Data Partitioning Flashcards
What is Data Partitioning?
- Data partitioning (also known as sharding) is a technique to break up a big database (DB) into many smaller parts.
- It is the process of splitting up a DB/table across multiple machines to improve the manageability, performance, availability and load balancing of an application.
Why should we use Data Partitioning?
• The justification for data sharding is that, after a certain scale point, it is cheaper and more feasible to scale horizontally by adding more machines than to grow it vertically by adding beefier servers.
What are 3 partitioning methods?
- Horizontal partitioning
- Vertical Partitioning
- Directory-Based Partitioning
What is Horizontal partitioning? what’s another name for it? what is the problem with it?
In this scheme, we put different rows into different tables.
For example, if we are storing different places in a table, we can decide that locations with ZIP codes less than 10000 are stored in one table, and places with ZIP codes greater than 10000 are stored in a separate table.
This is also called a range based sharding, as we are storing different ranges of data in separate tables.
The key problem with this approach is that if the value whose range is used for sharding isn’t chosen carefully, then the partitioning scheme will lead to unbalanced servers.
In the previous example, splitting location based on their zip codes assumes that places will be evenly distributed across the different zip codes. This assumption is not valid as there will be a lot of places in a thickly populated area like Manhattan compared to its suburb cities.
What is vertical partitioning? what is its key disadvantage?
In this scheme, we divide our data to store tables related to a specific feature to their own server.
For example, if we are building Instagram like application, where we need to store data related to users, all the photos they upload and people they follow, we can decide to place user profile information on one DB server, friend lists on another and photos on a third server.
Vertical partitioning is straightforward to implement and has a low impact on the application.
Disadvantage: If our application experiences additional growth, then it may be necessary to further partition a feature specific DB across various servers (e.g. it would not be possible for a single server to handle all the metadata queries for 10 billion photos by 140 million users).
What is Directory Based Partitioning? What does it solve?
A loosely coupled approach to work around issues mentioned in above schemes is to create a lookup service which knows your current partitioning scheme and abstracts it away from the DB access code.

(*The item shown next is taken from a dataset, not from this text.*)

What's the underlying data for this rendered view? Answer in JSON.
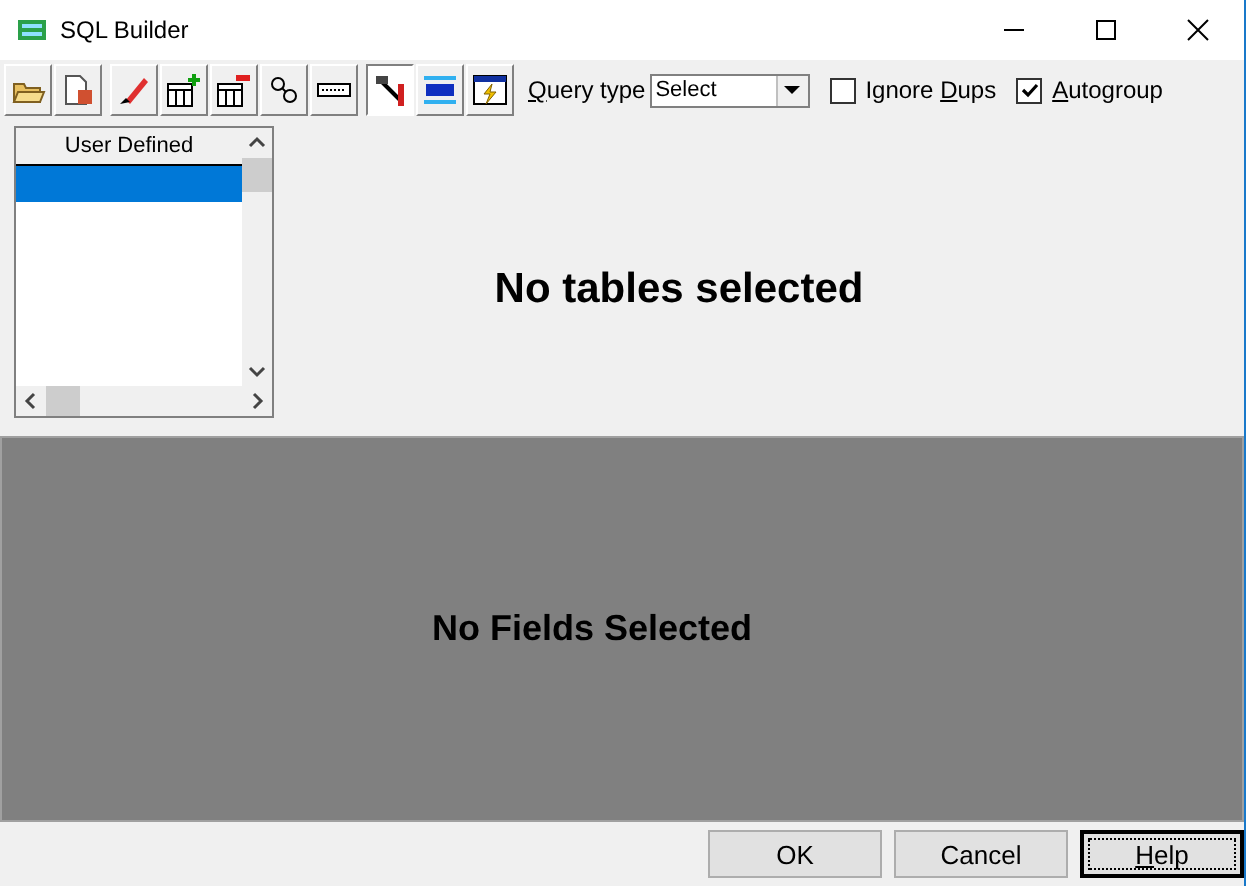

So, to find out where does a particular data entity resides, we query our directory server that holds the mapping between each tuple key to its DB server.
This loosely coupled approach means we can perform tasks like adding servers to the DB pool or change our partitioning scheme without having to impact your application.
What are 4 partition criteria?
- Key or Hash-based partitioning
- List partitioning
- Round-robin partitioning
- Composite partitioning
Partitioning Criteria: Key or hash-based: what do you know?
o Key or Hash-based partitioning
Under this scheme, we apply a hash function to some key attribute of the entity we are storing, that yields the partition number.
Example:
• we have 100 DB servers and our ID is a numeric value that gets incremented by one, each time a new record is inserted.
• The hash function could be ‘ID % 100’, which will give us the server number where we can store/read that record.
• This approach should ensure a uniform allocation of data among servers.
• Disadvantage: it effectively fixes the total number of DB servers, since adding new servers means changing the hash function which would require redistribution of data and downtime for the service. A workaround for this problem is to use Consistent Hashing.
Partitioning Criteria: List partitioning: what do you know?
o List partitioning
In this scheme, each partition is assigned a list of values, so whenever we want to insert a new record, we will see which partition contains our key and then store it there.
Example:
• we can decide all users living in Iceland, Norway, Sweden, Finland or Denmark will be stored in a partition for the Nordic countries
Partitioning Criteria: Round-robin partitioning: what do you know?
o Round-robin partitioning
This is a very simple strategy that ensures uniform data distribution. With ‘n’ partitions, the ‘i’ tuple is assigned to partition (i mod n).
Partitioning Criteria: Composite partitioning: what do you know?
Under this scheme, we combine any of above partitioning schemes to devise a new scheme.
Example:
• first applying a list partitioning and then a hash-based partitioning.
• Consistent hashing could be considered a composite of hash and list partitioning where the hash reduces the key space to a size that can be listed.
What is the key reason for partioning problems?
, operations across multiple tables or multiple rows in the same table, will no longer run on the same server.
What are 3 common problems with sharding?
a. Joins and Denormalization
b. Referential integrity
c. Rebalancing